You posted this a while ago, but I just joined and saw it. My thoughts are that things could go either way, no matter what you do. Try to help him not to take it personally. If she cries or doesn't reach for him, it isn't because she doesn't like him. I'll share our story briefly. My hubs first deployment was in Oct. 2006. Our son was born Nov. 2006. He is adopted and we had started the process just before hubs deployed. When our adoption was finalized, ds was 8 months old exactly and I had seen him once before at 3 months for a week. R&R got messed up so dh hadn't seen ds except in pictures and after an extension, he came home in Dec. 07. DS was days away from 14 months old.

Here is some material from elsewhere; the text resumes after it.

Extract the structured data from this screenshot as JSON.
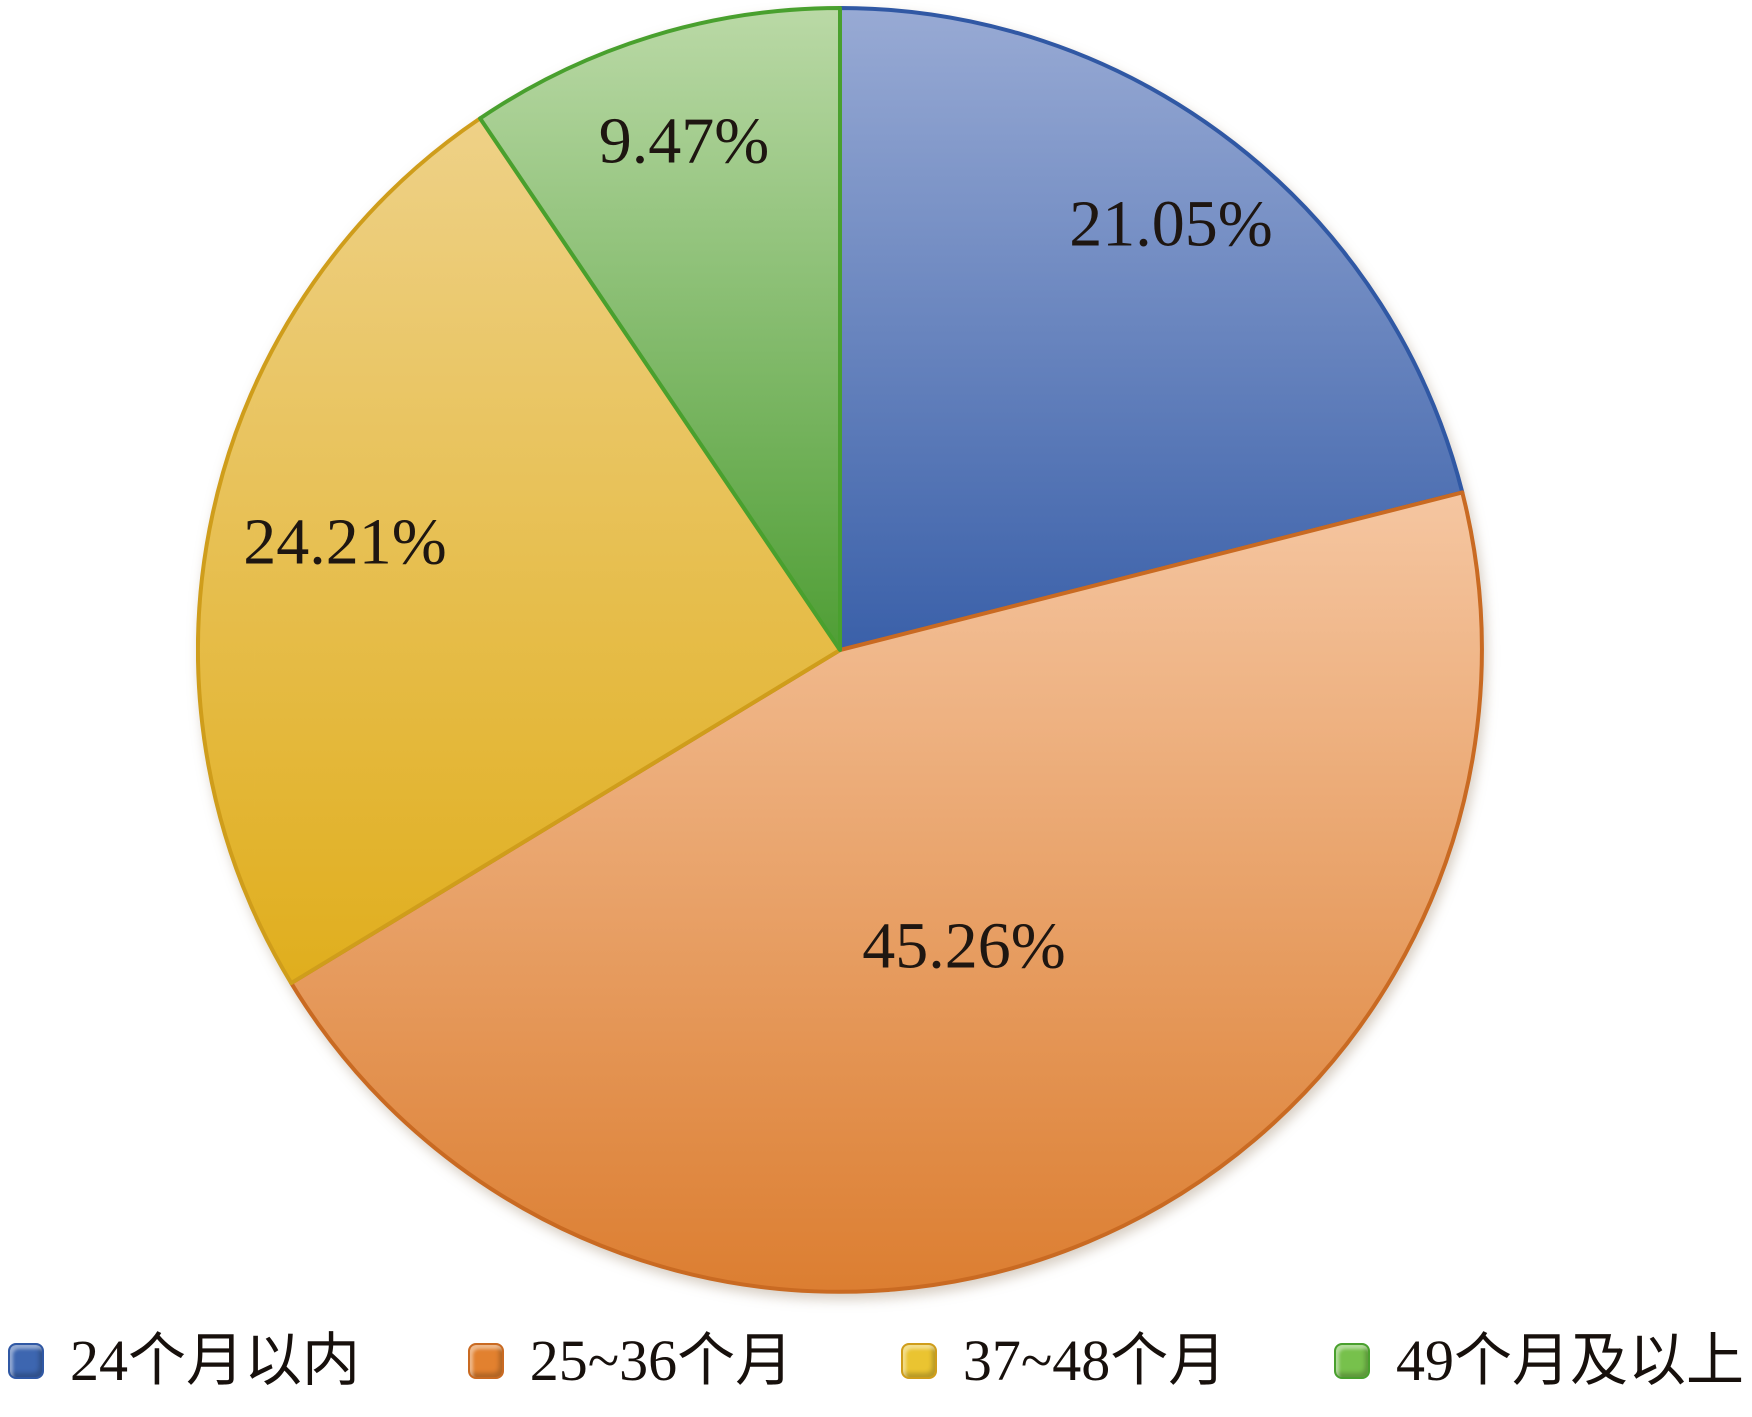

DH and I talked often about what to expect when he redeployed. We skyped when we could and ds carried a picture from our wedding. I talked about "daddy" all the time. But, nothing takes the place of physical proximity! DS took a day or two, but these two are inseparable now and were from about day 2.

Now, I thought it might also relate since I picked ds up at 8 months old. At that age, they're starting to "like" people for more than just meeting their needs, but it's still the most important thing. He cried that first night and somehow I felt that it was a "I miss that mom who took care of me" cry, but he still wanted me. I think a lot of it was just him being unsure if he could trust me to take care of him. Day 2 was a new day and WE are also inseparable!

Breathe and don't get too worked up. It sounds like you're doing the best you can to make his voice and face familiar. Just remember that she's going to be used to you and need some time to learn to trust him. On the opposite side, don't be surprised if she drops you like a bad habit and only wants daddy! That's about what happened to us and *I* was the one saying, "HEY, what about me?!" lol

If you ever want to chat about it, feel free to send me a message!

Amy


----------



## Sarah W (Feb 9, 2008)

Continue Skyping. Talk about daddy daily, show pics and videos if you have them.

When he gets back, take it slowly. He'll have no idea who he is, but he can/will warm up quickly. There will be a little bit of timidity from your child, but your husband has to understand not to take it personally. If he feels hurt, it's going to affect how he approaches her in the future. (not feeling hurt is easier said than done)

My daughter was 6 months old when I deployed and a little over a year when I got back. (I came home early) It was tough, because my husband had to go to a school, so we were all together for a few weeks and then he was gone for 2-3 weeks. It is tough to see your child get hurt and turn to someone else or when you walk up to them the first time and there's no recognition or excitement at all...It can be overcome, though!

DD is 2 1/2 now. My husband was just gone for a little over 3 months and while his absence did affect her, when he got back it was like he'd never been gone.


----------



## MaerynPearl (Jun 21, 2008)

Our daughter was 3 months old when daddy left and is 6 months old the day after tomorrow... yes she got 3 months with him before he deployed... but still she seems to recognize him from using Skype... it helps SO much.

Also, she has her daddydoll... which I am using to help her with the sign language for "daddy" when daddy is not on Skype.

Also, I have several shirts he wore before he left that has his scent on them (if you dont have any he can send you some) that we hold while Skyping with daddy because it is CRAZY how much help their tiny little noses are with picking up his specific body chemicals and helping her to adjust back to life with him when he comes home.


----------